From 1912ef16d67af82aff8a18a44cd555a919145046 Mon Sep 17 00:00:00 2001
From: Chao Mei <chaomei@google.com>
Date: Wed, 22 Apr 2020 04:10:11 -0700
Subject: [PATCH] Add an option in GPU delegate to parameterize the #partitions
 to delegate. The default value of this parameter is 1, same w/ the current
 behavior.

PiperOrigin-RevId: 307788075
Change-Id: I26bb65fcf049e82cc46e88f818b07ae245fbb1cc
---
 .../delegates/gpu/common/model_builder.cc     |  15 +-
 .../lite/delegates/gpu/common/model_builder.h |   6 +-
 .../gpu/common/model_builder_test.cc          | 181 ++++++++++++++++++
 tensorflow/lite/delegates/gpu/delegate.cc     |  88 +++++----
 tensorflow/lite/delegates/gpu/delegate.h      |   5 +
 .../tools/delegates/gpu_delegate_provider.cc  |   2 +
 6 files changed, 254 insertions(+), 43 deletions(-)
diff --git a/tensorflow/lite/delegates/gpu/common/model_builder.cc b/tensorflow/lite/delegates/gpu/common/model_builder.cc
index 00193bb0a68..19c0e59011f 100644
--- a/tensorflow/lite/delegates/gpu/common/model_builder.cc
+++ b/tensorflow/lite/delegates/gpu/common/model_builder.cc
@@ -2602,7 +2602,8 @@ bool IsAllAllowedTensors(TfLiteContext* context, const TfLiteIntArray* array,
 
 // TODO(impjdi): Check number of input/output tensors and their dimensions.

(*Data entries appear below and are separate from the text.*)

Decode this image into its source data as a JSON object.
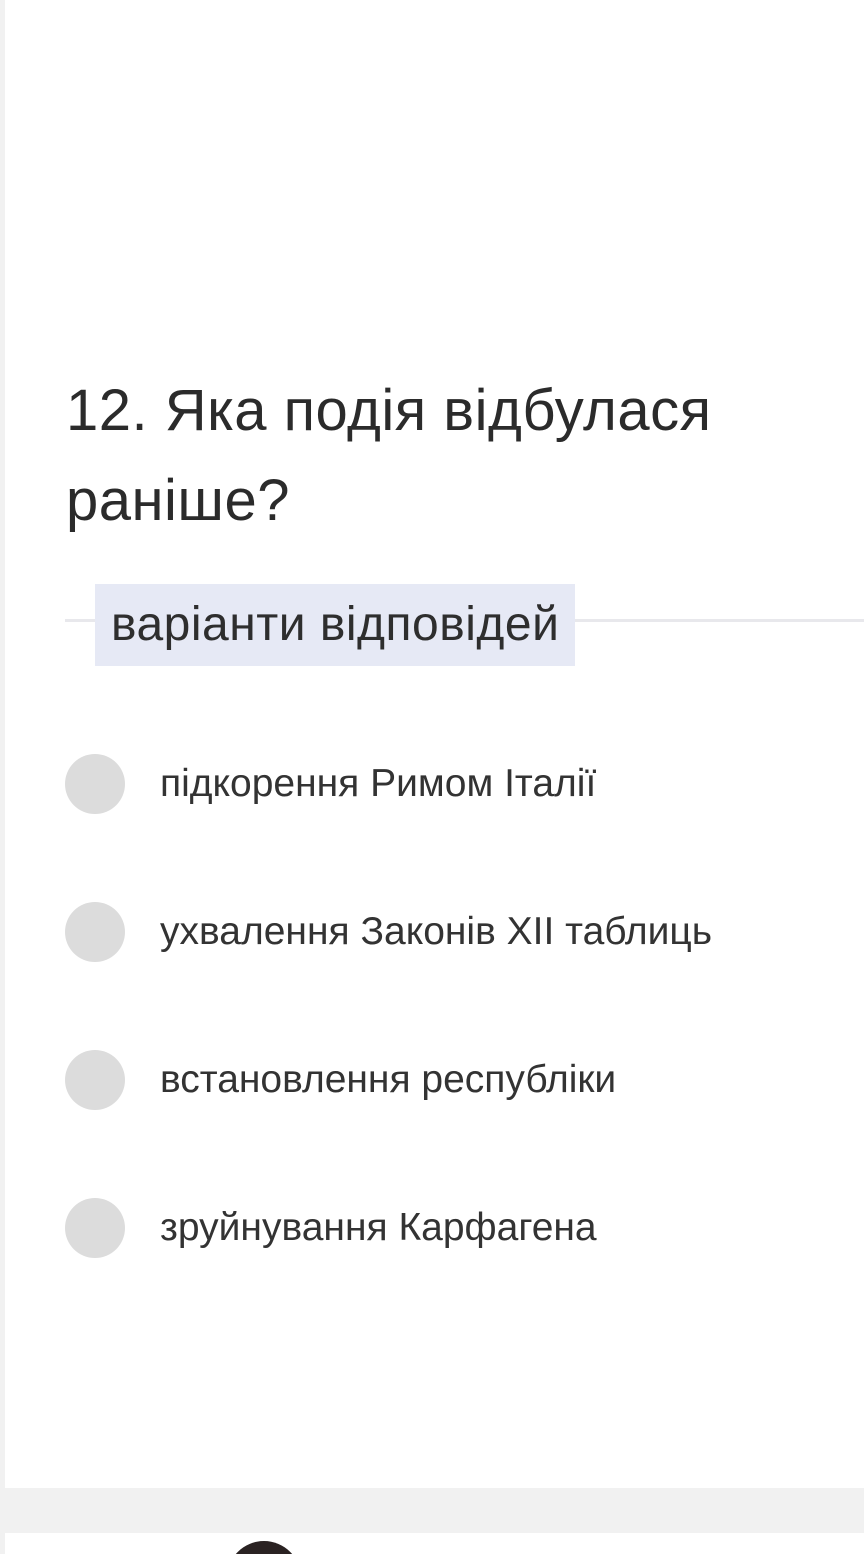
{
  "question": {
    "text": "12. Яка подія відбулася раніше?"
  },
  "answers_section": {
    "label": "варіанти відповідей"
  },
  "options": [
    {
      "label": "підкорення Римом Італії",
      "selected": false
    },
    {
      "label": "ухвалення Законів XII таблиць",
      "selected": false
    },
    {
      "label": "встановлення республіки",
      "selected": false
    },
    {
      "label": "зруйнування Карфагена",
      "selected": false
    }
  ],
  "colors": {
    "page_background": "#f1f1f1",
    "card_background": "#ffffff",
    "radio_fill": "#dcdcdc",
    "section_label_background": "#e6e9f5",
    "text": "#333333"
  }
}
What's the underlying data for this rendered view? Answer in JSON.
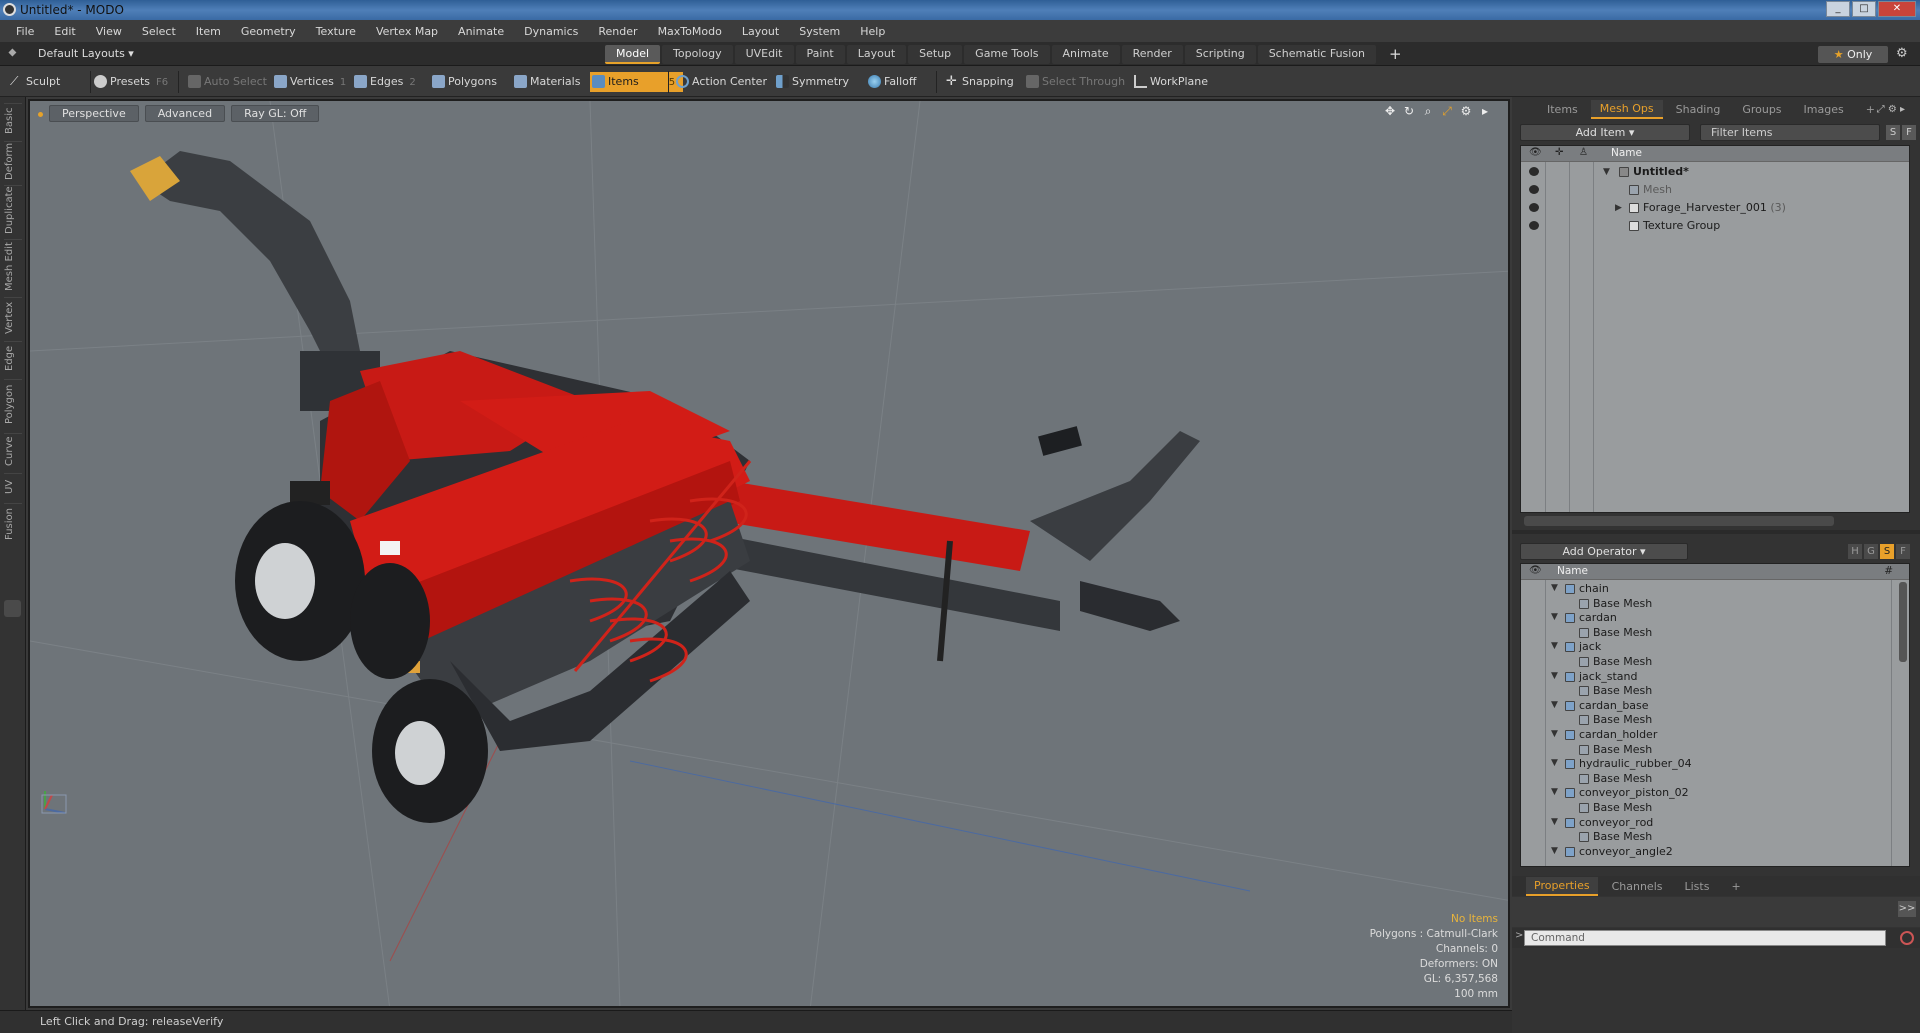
{
  "window": {
    "title": "Untitled* - MODO",
    "controls": [
      "_",
      "□",
      "✕"
    ]
  },
  "menu": [
    "File",
    "Edit",
    "View",
    "Select",
    "Item",
    "Geometry",
    "Texture",
    "Vertex Map",
    "Animate",
    "Dynamics",
    "Render",
    "MaxToModo",
    "Layout",
    "System",
    "Help"
  ],
  "layouts": {
    "selector": "Default Layouts ▾",
    "tabs": [
      "Model",
      "Topology",
      "UVEdit",
      "Paint",
      "Layout",
      "Setup",
      "Game Tools",
      "Animate",
      "Render",
      "Scripting",
      "Schematic Fusion"
    ],
    "active_tab": "Model",
    "plus": "+",
    "only_star": "★",
    "only_label": "Only"
  },
  "toolbar": {
    "sculpt": "Sculpt",
    "presets": "Presets",
    "presets_key": "F6",
    "auto_select": "Auto Select",
    "vertices": "Vertices",
    "vertices_key": "1",
    "edges": "Edges",
    "edges_key": "2",
    "polygons": "Polygons",
    "materials": "Materials",
    "items": "Items",
    "items_key": "5",
    "action_center": "Action Center",
    "symmetry": "Symmetry",
    "falloff": "Falloff",
    "snapping": "Snapping",
    "select_through": "Select Through",
    "workplane": "WorkPlane"
  },
  "left_tabs": [
    "Basic",
    "Deform",
    "Duplicate",
    "Mesh Edit",
    "Vertex",
    "Edge",
    "Polygon",
    "Curve",
    "UV",
    "Fusion"
  ],
  "viewport": {
    "view": "Perspective",
    "shading": "Advanced",
    "raygl": "Ray GL: Off",
    "info": {
      "selection": "No Items",
      "polygons": "Polygons : Catmull-Clark",
      "channels": "Channels: 0",
      "deformers": "Deformers: ON",
      "gl": "GL: 6,357,568",
      "grid": "100 mm"
    }
  },
  "status": {
    "hint": "Left Click and Drag:  releaseVerify"
  },
  "right_panel": {
    "tabs": [
      "Items",
      "Mesh Ops",
      "Shading",
      "Groups",
      "Images",
      "+"
    ],
    "active_tab": "Mesh Ops",
    "add_item": "Add Item",
    "filter": "Filter Items",
    "s_btn": "S",
    "f_btn": "F",
    "list_header": "Name",
    "items": [
      {
        "label": "Untitled*",
        "count": ""
      },
      {
        "label": "Mesh",
        "count": ""
      },
      {
        "label": "Forage_Harvester_001",
        "count": "(3)"
      },
      {
        "label": "Texture Group",
        "count": ""
      }
    ],
    "add_operator": "Add Operator",
    "op_buttons": [
      "H",
      "G",
      "S",
      "F"
    ],
    "op_header": "Name",
    "op_hash": "#",
    "operators": [
      {
        "name": "chain",
        "child": "Base Mesh"
      },
      {
        "name": "cardan",
        "child": "Base Mesh"
      },
      {
        "name": "jack",
        "child": "Base Mesh"
      },
      {
        "name": "jack_stand",
        "child": "Base Mesh"
      },
      {
        "name": "cardan_base",
        "child": "Base Mesh"
      },
      {
        "name": "cardan_holder",
        "child": "Base Mesh"
      },
      {
        "name": "hydraulic_rubber_04",
        "child": "Base Mesh"
      },
      {
        "name": "conveyor_piston_02",
        "child": "Base Mesh"
      },
      {
        "name": "conveyor_rod",
        "child": "Base Mesh"
      },
      {
        "name": "conveyor_angle2",
        "child": ""
      }
    ],
    "props_tabs": [
      "Properties",
      "Channels",
      "Lists",
      "+"
    ],
    "props_active": "Properties",
    "expand": ">>",
    "command_placeholder": "Command",
    "command_prompt": ">"
  }
}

 // TODO(impjdi): Check ops' parameters.
-TfLiteIntArray* GetOpsToReplace(TfLiteContext* context, bool allow_quant_ops) {
+TfLiteIntArray* GetOpsToReplace(TfLiteContext* context, bool allow_quant_ops,
+                                int max_delegated_partitions) {
   delegates::IsNodeSupportedFn node_supported_fn =
       [=](TfLiteContext* context, TfLiteNode* node,
           TfLiteRegistration* registration,
@@ -2633,11 +2634,11 @@ TfLiteIntArray* GetOpsToReplace(TfLiteContext* context, bool allow_quant_ops) {
     return TfLiteIntArrayCreate(0);
   }
 
-  // We simply get 1st largest partition, but we could later explore whether
-  // getting more partitions could lead to better performance, i.e. by
-  // parameterizing '1' here.
+  // By default, we simply get 1st largest partition as 'max_delegate_partions'
+  // is set to 1 by default.
   std::vector<int> ops_to_replace =
-      partition_helper.GetNodesOfFirstNLargestPartitions(1);
+      partition_helper.GetNodesOfFirstNLargestPartitions(
+          max_delegated_partitions);
 
   if (!unsupported_nodes_info.empty()) {
     std::string unsupported = absl::StrJoin(unsupported_nodes_info, "\n");
@@ -2647,9 +2648,7 @@ TfLiteIntArray* GetOpsToReplace(TfLiteContext* context, bool allow_quant_ops) {
     if (!ops_to_replace.empty()) {
       absl::StrAppend(
           &error_message, ops_to_replace.size(),
-          " operations will run on the GPU (first node: ",
-          ops_to_replace.front(), ", last node: ", ops_to_replace.back(),
-          "), and the remaining ",
+          " operations will run on the GPU, and the remaining ",
           partition_helper.num_total_nodes() - ops_to_replace.size());
     } else {
       absl::StrAppend(&error_message,
diff --git a/tensorflow/lite/delegates/gpu/common/model_builder.h b/tensorflow/lite/delegates/gpu/common/model_builder.h
index 4b2a2f51db3..1e5016d86b6 100644
--- a/tensorflow/lite/delegates/gpu/common/model_builder.h
+++ b/tensorflow/lite/delegates/gpu/common/model_builder.h
@@ -29,8 +29,12 @@ namespace gpu {
 
 // Validates which operations are supported and returns array of operations to
 // replace with GPU kernels. The caller must free the pointer on TfLiteIntArray.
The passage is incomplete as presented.